— Берегись. Закроются мои глаза — худо тебе будет, худо!
Вообще молодости свойственна жестокость. А что такое слезы матери? Так, что-то далекое и абстрактное… Узнаешь, когда сам станешь родителем… И еще, чтобы на время закончить эту тему, расскажу о кольчуге.
Не знаю, была ли это женская кольчуга или какая-то подростковая, но однажды я надел ее на телогрейку, сверху надел полушубок и поехал на ВИЗ, это у нас здесь, в Екатеринбурге, есть такой район — Верх-Исетский завод. Возникла драка — драки возникали в то время постоянно — и меня ударили ножом в спину, ударили подло, наотмашь, и нож, встретив кольчугу, сломался в двух местах. А мальчишка, его почему-то звали Старым, исходя визгом, бросился бежать, петляя, как заяц. Вот, собственно, история с кольчугой.
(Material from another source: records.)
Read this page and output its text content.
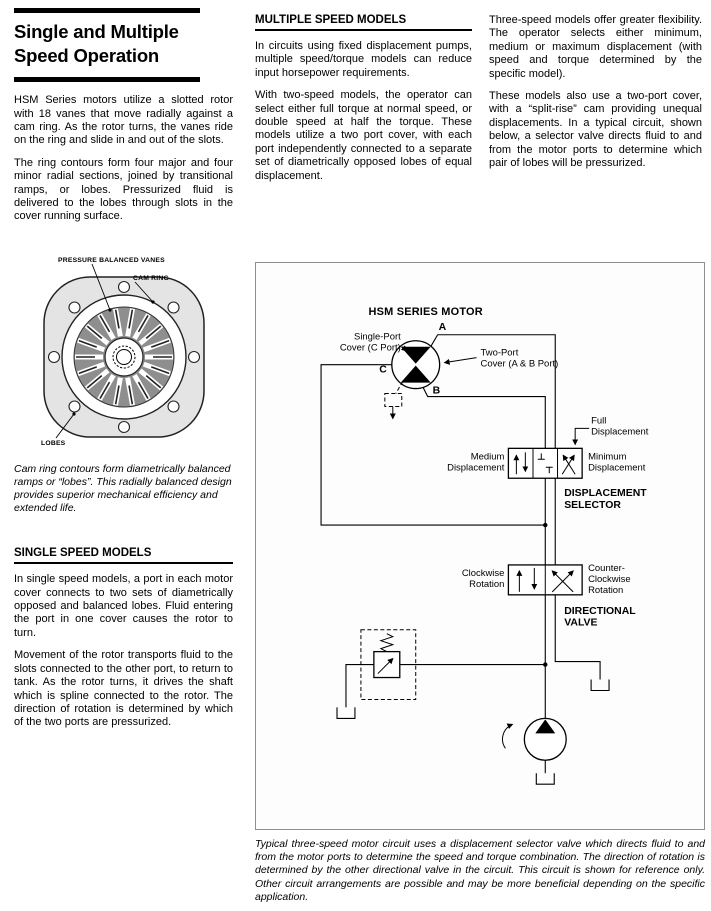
Single and Multiple Speed Operation

HSM Series motors utilize a slotted rotor with 18 vanes that move radially against a cam ring. As the rotor turns, the vanes ride on the ring and slide in and out of the slots.

The ring contours form four major and four minor radial sections, joined by transitional ramps, or lobes. Pressurized fluid is delivered to the lobes through slots in the cover running surface.

PRESSURE BALANCED VANES
CAM RING
LOBES

Cam ring contours form diametrically balanced ramps or “lobes”. This radially balanced design provides superior mechanical efficiency and extended life.

SINGLE SPEED MODELS

In single speed models, a port in each motor cover connects to two sets of diametrically opposed and balanced lobes. Fluid entering the port in one cover causes the rotor to turn.

Movement of the rotor transports fluid to the slots connected to the other port, to return to tank. As the rotor turns, it drives the shaft which is spline connected to the rotor. The direction of rotation is determined by which of the two ports are pressurized.

MULTIPLE SPEED MODELS

In circuits using fixed displacement pumps, multiple speed/torque models can reduce input horsepower requirements.

With two-speed models, the operator can select either full torque at normal speed, or double speed at half the torque. These models utilize a two port cover, with each port independently connected to a separate set of diametrically opposed lobes of equal displacement.

Three-speed models offer greater flexibility. The operator selects either minimum, medium or maximum displacement (with speed and torque determined by the specific model).

These models also use a two-port cover, with a “split-rise” cam providing unequal displacements. In a typical circuit, shown below, a selector valve directs fluid to and from the motor ports to determine which pair of lobes will be pressurized.

HSM SERIES MOTOR
A
C
B
Single-Port
Cover (C Port)	Two-Port
Cover (A & B Port)
Full
Displacement
Medium
Displacement
Minimum
Displacement
DISPLACEMENT
SELECTOR
Clockwise
Rotation
Counter-
Clockwise
Rotation
DIRECTIONAL
VALVE

Typical three-speed motor circuit uses a displacement selector valve which directs fluid to and from the motor ports to determine the speed and torque combination. The direction of rotation is determined by the other directional valve in the circuit. This circuit is shown for reference only. Other circuit arrangements are possible and may be more beneficial depending on the specific application.
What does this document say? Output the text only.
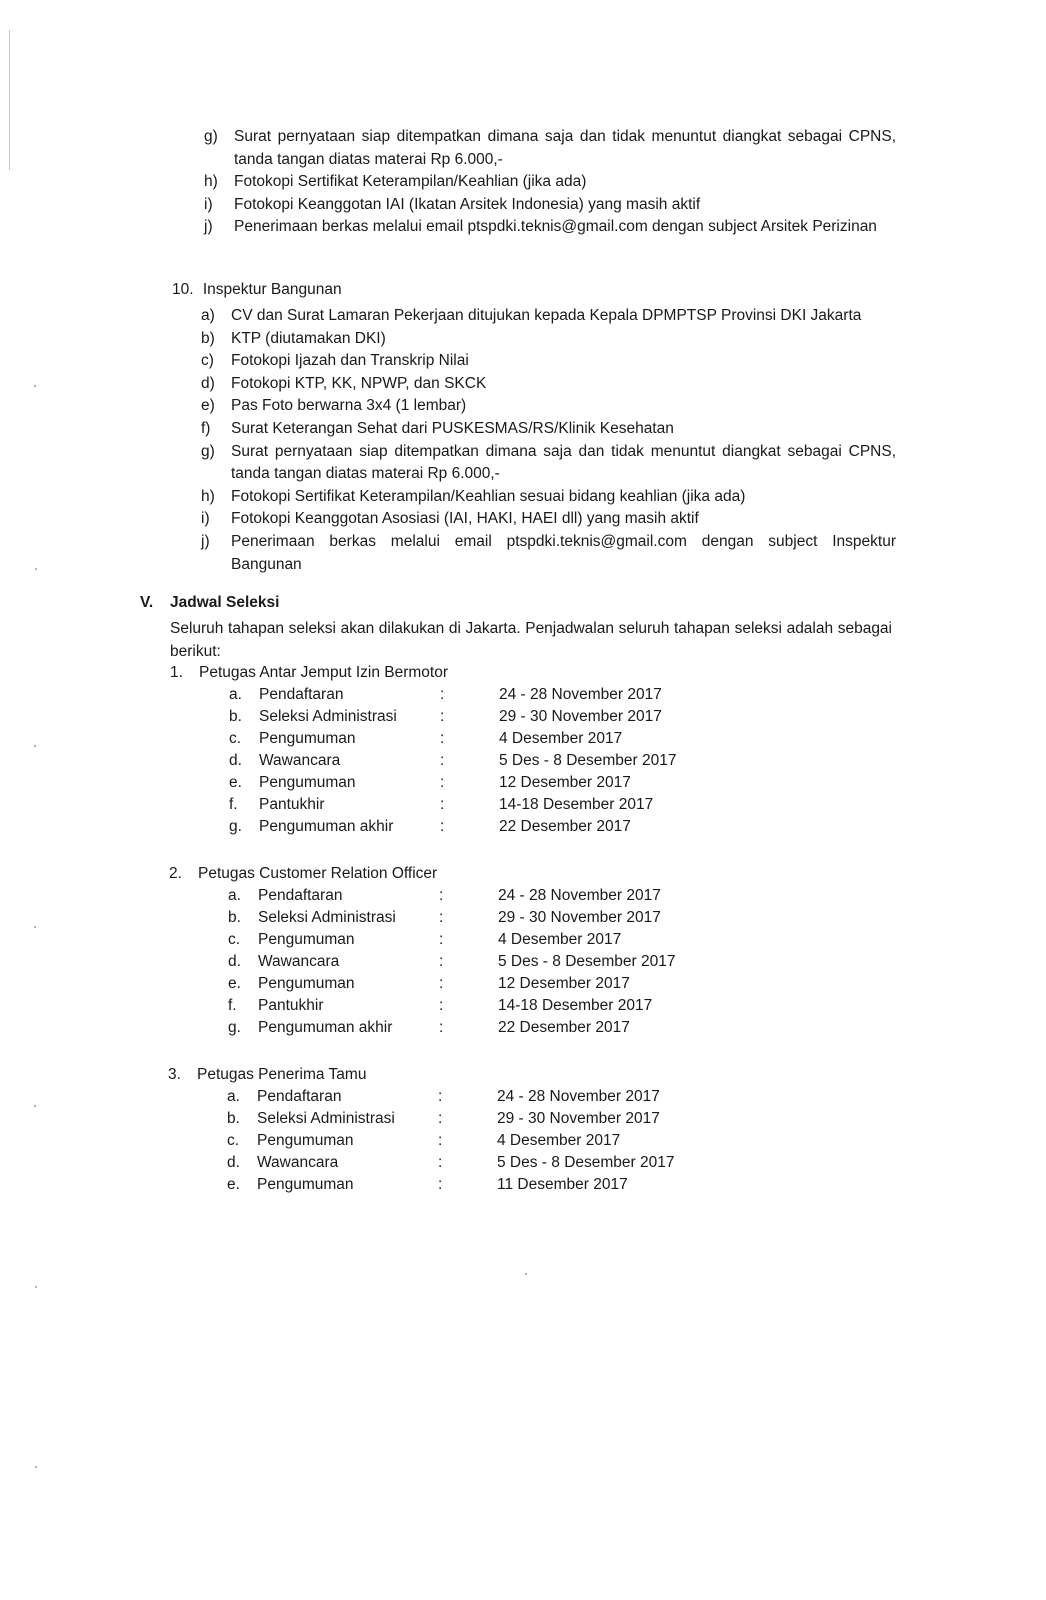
g) Surat pernyataan siap ditempatkan dimana saja dan tidak menuntut diangkat sebagai CPNS, tanda tangan diatas materai Rp 6.000,-
h) Fotokopi Sertifikat Keterampilan/Keahlian (jika ada)
i) Fotokopi Keanggotan IAI (Ikatan Arsitek Indonesia) yang masih aktif
j) Penerimaan berkas melalui email ptspdki.teknis@gmail.com dengan subject Arsitek Perizinan
10. Inspektur Bangunan
a) CV dan Surat Lamaran Pekerjaan ditujukan kepada Kepala DPMPTSP Provinsi DKI Jakarta
b) KTP (diutamakan DKI)
c) Fotokopi Ijazah dan Transkrip Nilai
d) Fotokopi KTP, KK, NPWP, dan SKCK
e) Pas Foto berwarna 3x4 (1 lembar)
f) Surat Keterangan Sehat dari PUSKESMAS/RS/Klinik Kesehatan
g) Surat pernyataan siap ditempatkan dimana saja dan tidak menuntut diangkat sebagai CPNS, tanda tangan diatas materai Rp 6.000,-
h) Fotokopi Sertifikat Keterampilan/Keahlian sesuai bidang keahlian (jika ada)
i) Fotokopi Keanggotan Asosiasi (IAI, HAKI, HAEI dll) yang masih aktif
j) Penerimaan berkas melalui email ptspdki.teknis@gmail.com dengan subject Inspektur Bangunan
V. Jadwal Seleksi
Seluruh tahapan seleksi akan dilakukan di Jakarta. Penjadwalan seluruh tahapan seleksi adalah sebagai berikut:
1. Petugas Antar Jemput Izin Bermotor
a. Pendaftaran	:	24 - 28 November 2017
b. Seleksi Administrasi	:	29 - 30 November 2017
c. Pengumuman	:	4 Desember 2017
d. Wawancara	:	5 Des - 8 Desember 2017
e. Pengumuman	:	12 Desember 2017
f. Pantukhir	:	14-18 Desember 2017
g. Pengumuman akhir	:	22 Desember 2017
2. Petugas Customer Relation Officer
a. Pendaftaran	:	24 - 28 November 2017
b. Seleksi Administrasi	:	29 - 30 November 2017
c. Pengumuman	:	4 Desember 2017
d. Wawancara	:	5 Des - 8 Desember 2017
e. Pengumuman	:	12 Desember 2017
f. Pantukhir	:	14-18 Desember 2017
g. Pengumuman akhir	:	22 Desember 2017
3. Petugas Penerima Tamu
a. Pendaftaran	:	24 - 28 November 2017
b. Seleksi Administrasi	:	29 - 30 November 2017
c. Pengumuman	:	4 Desember 2017
d. Wawancara	:	5 Des - 8 Desember 2017
e. Pengumuman	:	11 Desember 2017
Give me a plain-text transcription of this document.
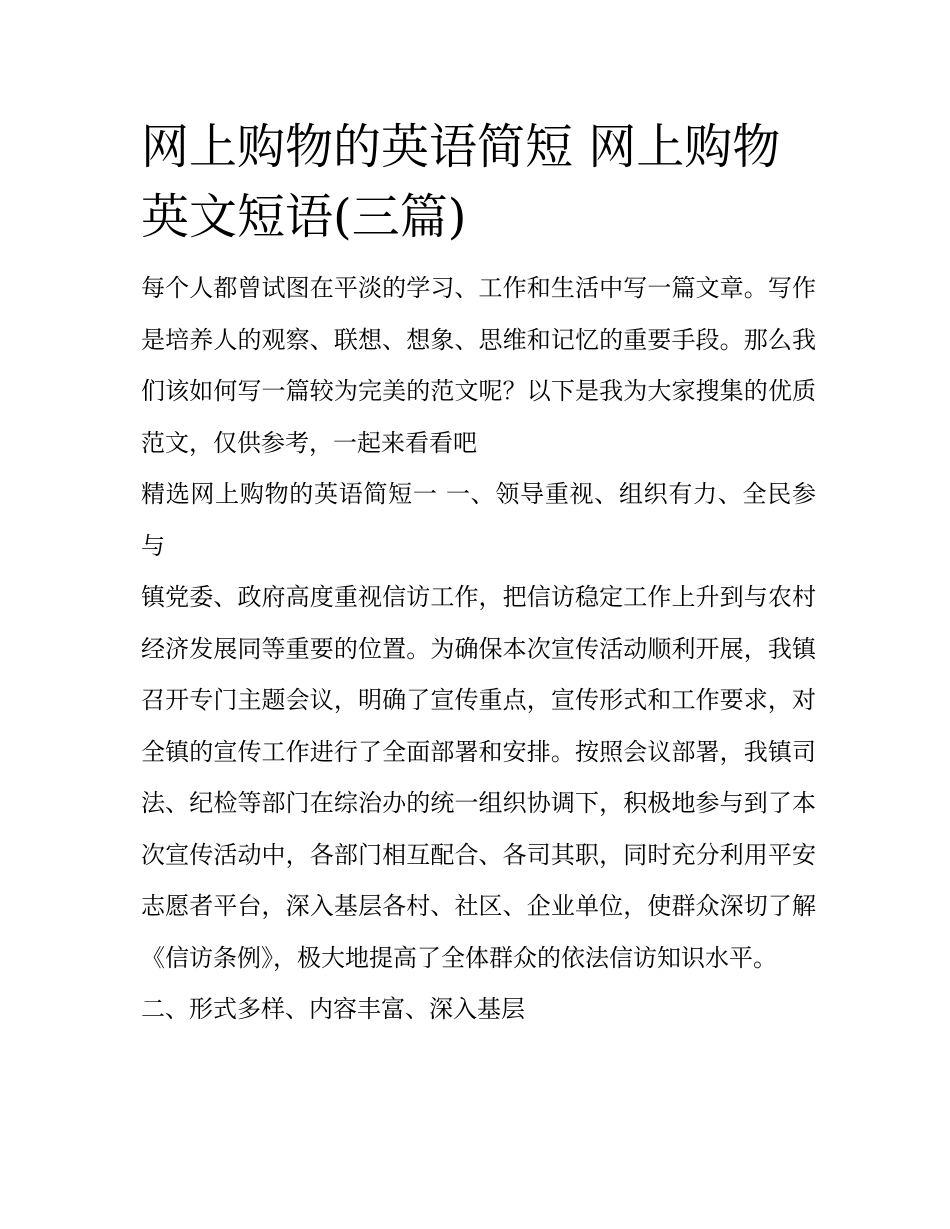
网上购物的英语简短 网上购物英文短语(三篇)

每个人都曾试图在平淡的学习、工作和生活中写一篇文章。写作是培养人的观察、联想、想象、思维和记忆的重要手段。那么我们该如何写一篇较为完美的范文呢？以下是我为大家搜集的优质范文，仅供参考，一起来看看吧

精选网上购物的英语简短一 一、领导重视、组织有力、全民参与

镇党委、政府高度重视信访工作，把信访稳定工作上升到与农村经济发展同等重要的位置。为确保本次宣传活动顺利开展，我镇召开专门主题会议，明确了宣传重点，宣传形式和工作要求，对全镇的宣传工作进行了全面部署和安排。按照会议部署，我镇司法、纪检等部门在综治办的统一组织协调下，积极地参与到了本次宣传活动中，各部门相互配合、各司其职，同时充分利用平安志愿者平台，深入基层各村、社区、企业单位，使群众深切了解《信访条例》，极大地提高了全体群众的依法信访知识水平。

二、形式多样、内容丰富、深入基层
Однажды меня спросили, как же это так, приличный мальчик из приличной семьи… Я не знаю, что значит в наше проклятое Богом время приличная семья. Это кто такие? Помилуй Бог, не знаю. Ну да, отец не лакал водку, как свинья помои, не выгонял нас голых и босых из дома. Да-да, сыну старались дать образование, научили завязывать галстук, правильно подбирать рубашки, не чавкать за столом и читать книга. Что еще… Ну да, было фортепиано, знали языки. Так это же было и очень неприлично, буржуазные предрассудки, барские замашки. А приличная семья — это совсем не то.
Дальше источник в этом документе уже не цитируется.